Mercredi 3 novembre 2010 3 03 /11 /Nov /2010 00:18

André Malraux

Nous célébrons aujourd'hui le 109ème anniversaire de la naissance d'André Malraux, né le 3 novembre 1901. Dans exactement 20 jours, le 23 novembre, les médias ne manqueront sans doute pas de commémorer le trentième anniversaire de sa mort.
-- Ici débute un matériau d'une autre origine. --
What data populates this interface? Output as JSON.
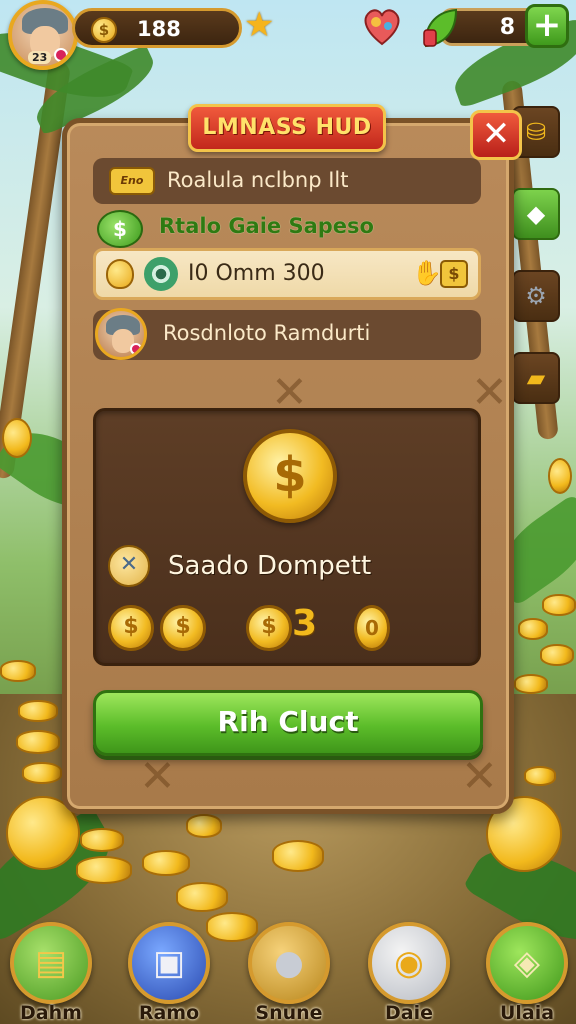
{
  "topbar": {
    "player_level": "23",
    "coins": "188",
    "gems": "8",
    "add_label": "+",
    "coin_symbol": "$"
  },
  "panel": {
    "title": "LMNASS HUD",
    "close_label": "✕",
    "row1": {
      "badge": "Eno",
      "text": "Roalula nclbnp Ilt"
    },
    "row2": {
      "text": "Rtalo Gaie Sapeso"
    },
    "row3": {
      "text": "I0 Omm 300"
    },
    "row4": {
      "text": "Rosdnloto Ramdurti"
    },
    "reward": {
      "coin_symbol": "$",
      "title": "Saado Dompett",
      "amount": "3",
      "zero": "0",
      "x_symbol": "✕"
    },
    "claim_button": "Rih Cluct"
  },
  "bottom_nav": [
    {
      "label": "Dahm",
      "icon": "cash-stack-icon"
    },
    {
      "label": "Ramo",
      "icon": "gift-box-icon"
    },
    {
      "label": "Snune",
      "icon": "magnifier-icon"
    },
    {
      "label": "Daie",
      "icon": "gold-coin-icon"
    },
    {
      "label": "Ulaia",
      "icon": "green-gem-icon"
    }
  ],
  "colors": {
    "accent_gold": "#f2b91c",
    "button_green": "#5cbd2a",
    "close_red": "#c2281c",
    "panel_brown": "#a87a4a"
  }
}
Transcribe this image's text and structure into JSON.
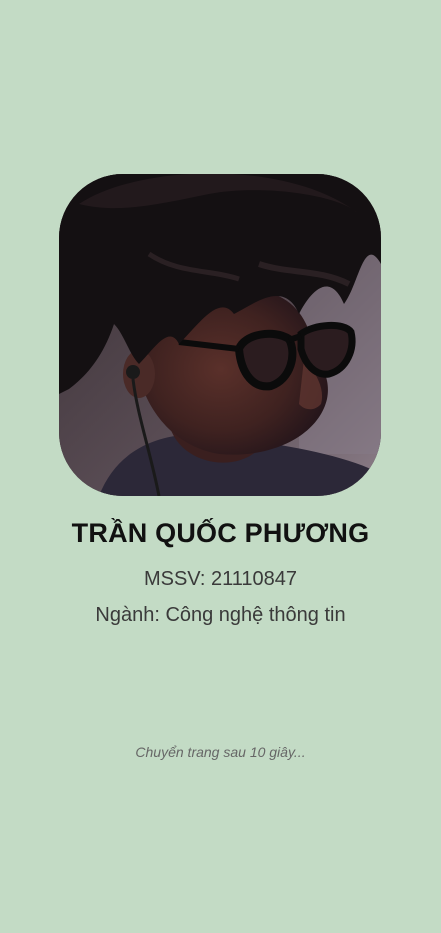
{
  "profile": {
    "name": "TRẦN QUỐC PHƯƠNG",
    "mssv": "MSSV: 21110847",
    "major": "Ngành: Công nghệ thông tin"
  },
  "footer": {
    "redirect_text": "Chuyển trang sau 10 giây..."
  },
  "colors": {
    "background": "#c3dbc5",
    "name_text": "#111111",
    "info_text": "#3a3a3a",
    "hint_text": "#666666"
  },
  "icons": {
    "avatar": "profile-photo"
  }
}
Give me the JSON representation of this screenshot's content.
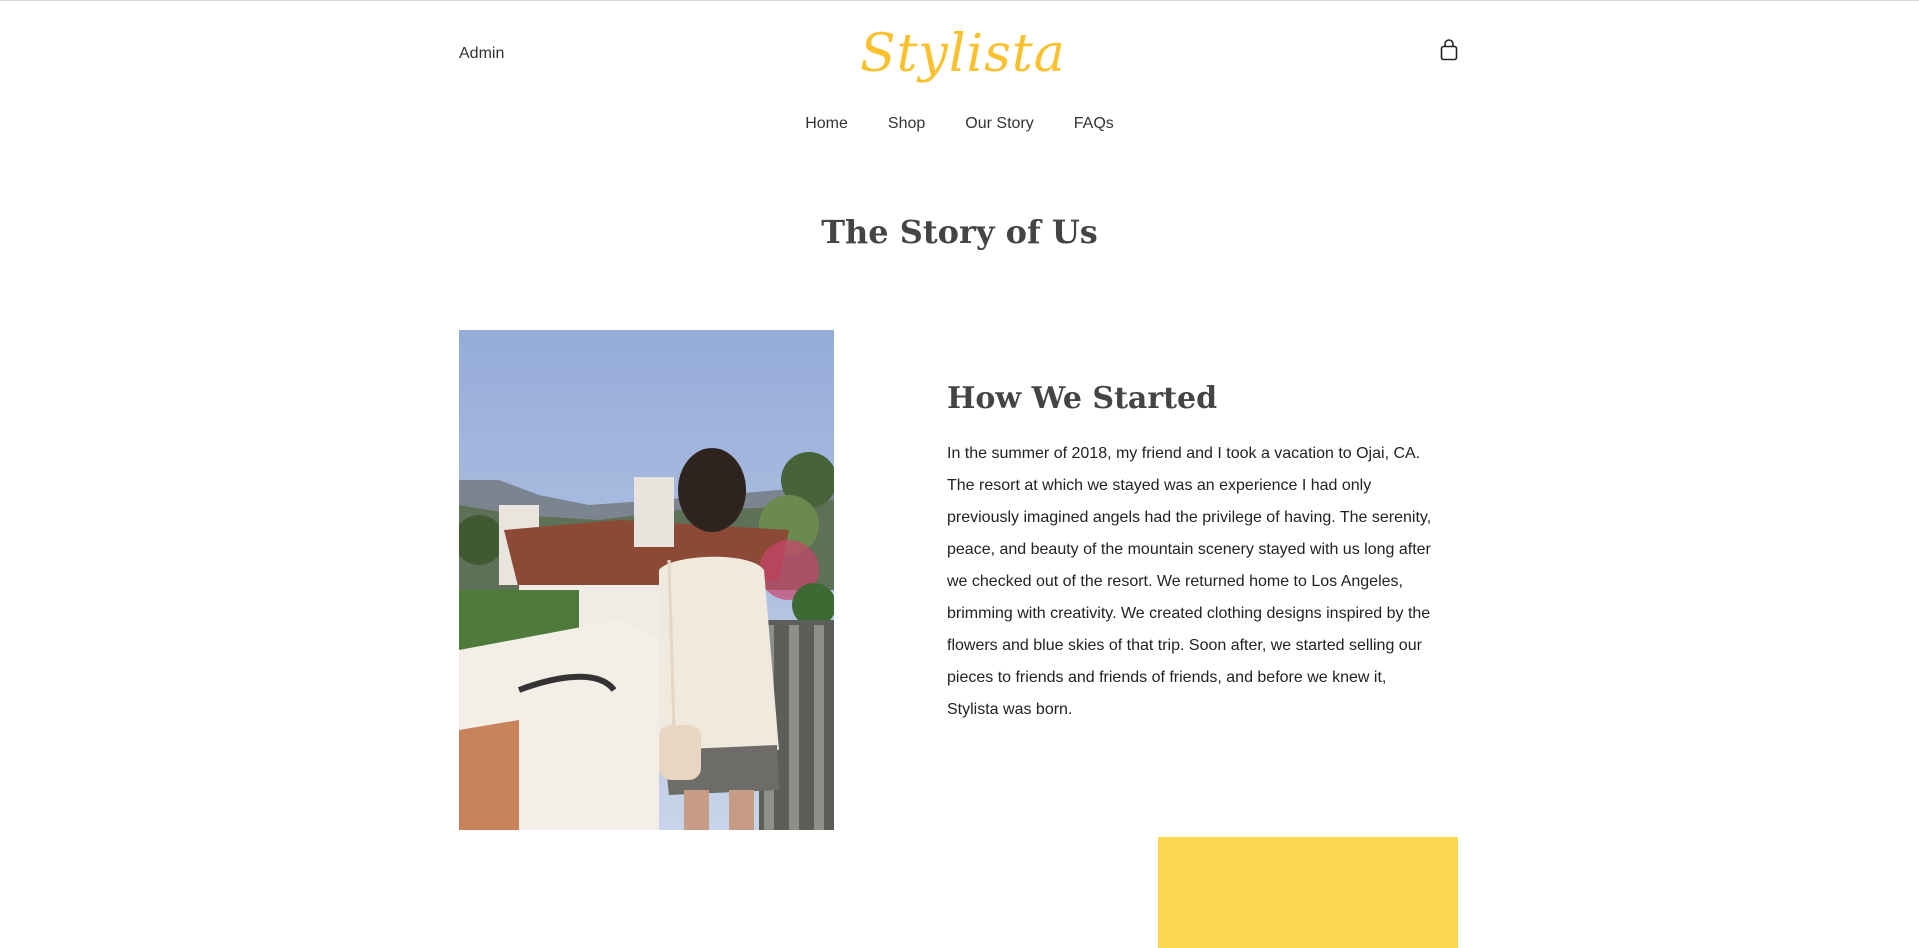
{
  "header": {
    "admin_label": "Admin",
    "logo_text": "Stylista",
    "cart_icon": "shopping-bag-icon",
    "brand_color": "#fbc02d"
  },
  "nav": {
    "items": [
      {
        "label": "Home"
      },
      {
        "label": "Shop"
      },
      {
        "label": "Our Story"
      },
      {
        "label": "FAQs"
      }
    ]
  },
  "main": {
    "page_title": "The Story of Us",
    "section": {
      "heading": "How We Started",
      "body": "In the summer of 2018, my friend and I took a vacation to Ojai, CA. The resort at which we stayed was an experience I had only previously imagined angels had the privilege of having. The serenity, peace, and beauty of the mountain scenery stayed with us long after we checked out of the resort. We returned home to Los Angeles, brimming with creativity. We created clothing designs inspired by the flowers and blue skies of that trip. Soon after, we started selling our pieces to friends and friends of friends, and before we knew it, Stylista was born."
    },
    "accent_block_color": "#fdd750"
  }
}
André Malraux arrête ses études à 17 ans mais sa culture littéraire lui permet rapidement de travailler comme libraire. Il publie peu de temps après ses premiers articles et côtoie le milieu artistique et littéraire parisien. En 1923, il part pour le Cambodge à la suite de problèmes financiers, dans l'idée de rapporter des statues khmères. L'affaire tourne mal et Malraux, accusé, passera quelque temps en prison. Libéré, il repart pour Saïgon et s'engage contre la colonisation en créant le journal l'Indochine, bientôt interdit par les autorités françaises. Après plusieurs voyages en Orient, André Malraux s'engage contre le fascisme dès 1933 et commande, en 1936, une escadrille lors de la guerre d'Espagne. Simple soldat, il est fait prisonnier en 1940 mais s'évade rapidement. Il s'installe alors dans le sud de la France et ne s'engage dans la Résistance qu'en 1944, sous le pseudonyme de "colonel Berger". Il fait une rencontre décisive en 1945, celle du général de Gaulle. De 1946 à 1958, il publie entre autres Les Voix du silence, Le Musée imaginaire et La Métamorphose des dieux. En 1959, il devient ministre d'État chargé des affaires culturelles, poste qu'il occupera jusqu'en 1969. On lui doit notamment la création des Maisons de la Culture. Au terme de sa carrière, Malraux a rédigé de magnifiques romans sur l'engagement et ses paradoxes : La Voie royale, L'Espoir. Ses cendres sont conservées au Panthéon depuis 1996.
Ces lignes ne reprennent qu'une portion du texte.